‘Suppose someone unthinkable for us, one of those gentlemen who, we are told – if indeed any have ever existed, don’t believe I attribute any importance to such hearsay – was ever capable of such self-discipline that he no longer believed in Father Christmas’. – Lacan, Seminar III
In the market town of Chippenham in Wiltshire Santa Claus’s secret has been revealed…! by a vicar of the Church of England…! to an assembly of primary school children…! The has now made : Reverend Simon Tatton-Brown’s apology for apparently denying the existence of Father Christmas to pupils of the Charter Primary School is filling the town’s paper’s front-page headlines, and the country’s papers’ stocking-filler columns; his parabolic derivation of Santa’s origins in the St Nick story having caused uproar and furore with angered parents everywhere.
A comment from kimcrawley at the bottom of the story on the Gazette & Herald website asks: ‘Exactly when do they [the parents] think their children become aware that it’s all about money and not giving – when they are teenagers?’ The point of course is that there may be something like this at stake: we all remember the rumours going around the playground that ‘he doesn’t exist’ – filtering down from the higher years to the lower between games of bulldog – but the fact is that to receive this word from an authority figure creates a quite different symbolic dimension. In the symbolic framework in which the position of authority maintains the tradition of Santa Claus, the kids – even if they know better – defer to this sustained belief, so as both to let the adults have their fantasy (sustaining Santa Claus through fulfilling the role of ‘subjects-supposed-to-believe’), and to keep the coordinates of the symbolic order unperturbed. It is perhaps the very presence of the secret of Santa (a presence which keeps his non-existence as strictly only a possibility) – which always goes unspoken in official moments – that sustains this system of belief. As Žižek asks in this dinner party scene in Less Than Nothing:
What is presence? Imagine a group conversation in which all the participants know that one of them has cancer and also know that everyone in the group knows it; they talk about everything, the new books they have read, movies they have seen, their professional disappointments, politics… just to avoid the topic of cancer. In such a situation, one can say that cancer is fully present, a heavy presence that casts its shadow over everything.

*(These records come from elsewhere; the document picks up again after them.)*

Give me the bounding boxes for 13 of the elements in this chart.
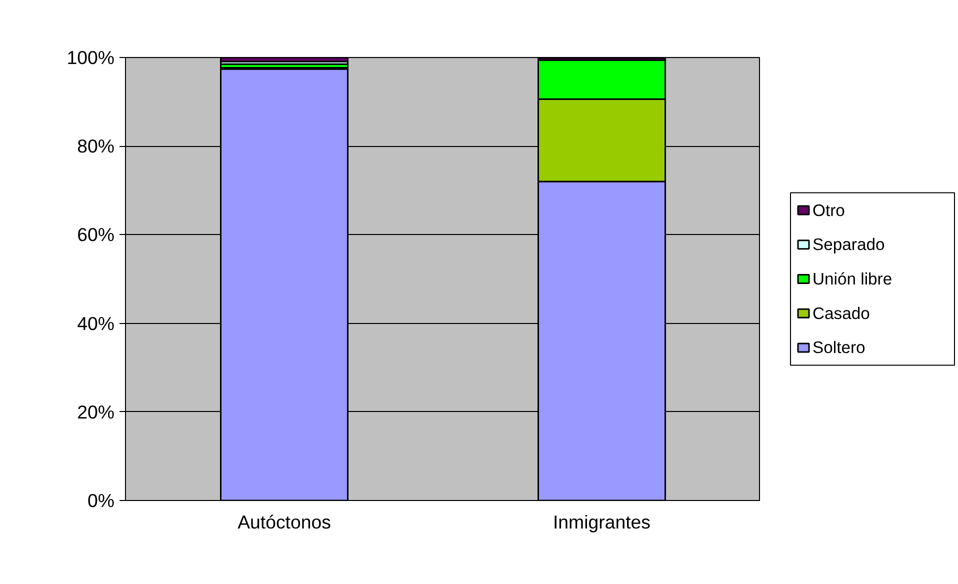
legend-label: Soltero bbox=[812, 338, 866, 358]
legend-label: Casado bbox=[812, 304, 870, 323]
y-tick-label: 0% bbox=[88, 490, 115, 511]
legend-label: Separado bbox=[812, 235, 885, 254]
x-tick-label: Inmigrantes bbox=[553, 512, 650, 532]
y-tick-label: 20% bbox=[77, 401, 115, 422]
y-tick-label: 60% bbox=[77, 224, 115, 246]
y-tick-label: 40% bbox=[77, 312, 115, 334]
legend-label: Otro bbox=[812, 200, 845, 220]
y-tick-label: 80% bbox=[77, 136, 115, 157]
y-tick-label: 100% bbox=[66, 47, 115, 68]
legend-label: Unión libre bbox=[812, 270, 892, 288]
x-tick-label: Autóctonos bbox=[238, 512, 331, 532]
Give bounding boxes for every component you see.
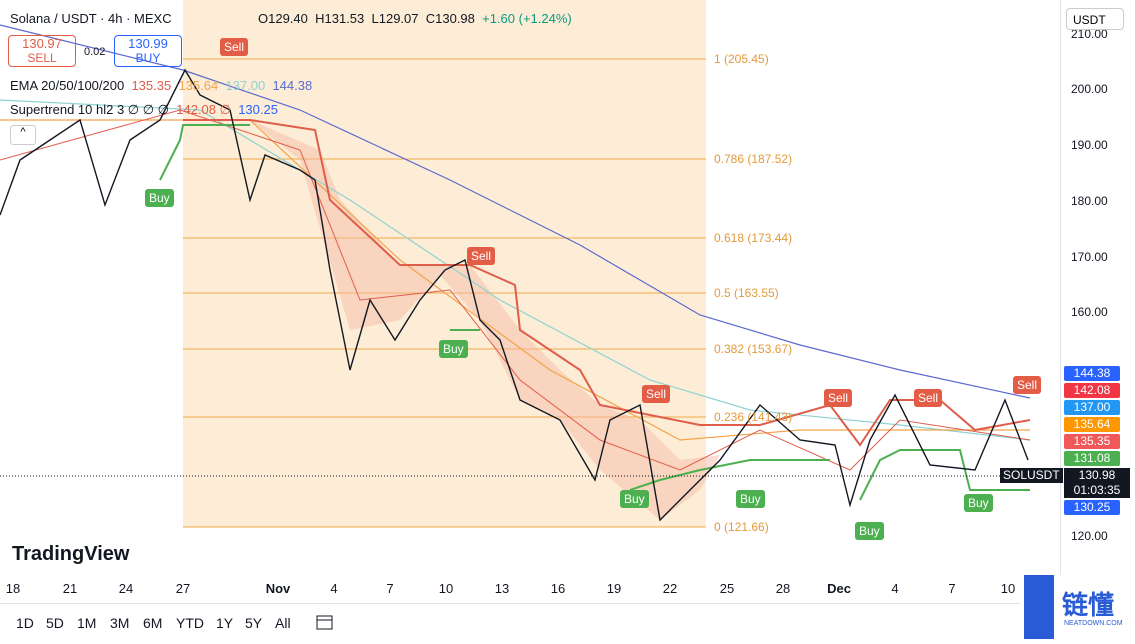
fib-label: 0.382 (153.67): [714, 342, 793, 356]
fib-label: 0.5 (163.55): [714, 286, 779, 300]
price-tag: 135.64: [1064, 417, 1120, 432]
price-tag: 130.25: [1064, 500, 1120, 515]
x-tick-label: 19: [606, 581, 622, 596]
price-tag: 135.35: [1064, 434, 1120, 449]
range-button[interactable]: 1M: [77, 615, 97, 631]
buy-signal: Buy: [855, 522, 884, 540]
sell-signal: Sell: [220, 38, 249, 56]
x-tick-label: Dec: [827, 581, 851, 596]
ohlc: O129.40 H131.53 L129.07 C130.98 +1.60 (+…: [258, 11, 572, 26]
logo: TradingView: [12, 543, 130, 565]
sell-button[interactable]: 130.97 SELL: [8, 35, 76, 67]
range-button[interactable]: 5Y: [245, 615, 263, 631]
x-tick-label: 13: [494, 581, 510, 596]
x-tick-label: 21: [62, 581, 78, 596]
ema-20: [0, 109, 1031, 471]
supertrend-down: [183, 119, 1031, 447]
fib-label: 0.236 (141.43): [714, 410, 793, 424]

Perhaps similarly, in the rituals of the child’s Christmas, the question of Santa Claus’s existence is kept precisely at bay through its full and heavy presence; that is, through all the talk of red-nosed reindeers, elves, and naughty and nice lists that commences whilst the rumour, or secret, circulates ever more encroachingly under the surface; no one speaking it, despite all knowing that everyone else knows it.
It is this structure, however, that avoids the disruption that an authoritative and definitive pronouncement on the subject – such as the vicar’s – would create (that which might force the kids to really ‘traverse the fantasy’ of Santa; that is, the opposite to the ‘suspension of disbelief’ in play in the maintained tradition). Žižek sums these belief systems up by suggesting that ‘this is the paradox of public space: even if everyone knows an unpleasant fact, saying it in public changes everything.’ Although he may have been making this point in relation to WikiLeaks – through which change can only be revolutionary – it can yet be applied here: the unpleasant facts of the St Nicholas story, the secret of the truth of Santa’s existence; these change everything if said, disrupting the symbolic edifice of belief as if an intervention at the level of the divine might really have come about. Indeed, as Lacan put it: ‘you are all, myself included, inserted into this major signifier called Father Christmas. With Father Christmas things always work out and, I would add, they work out well.’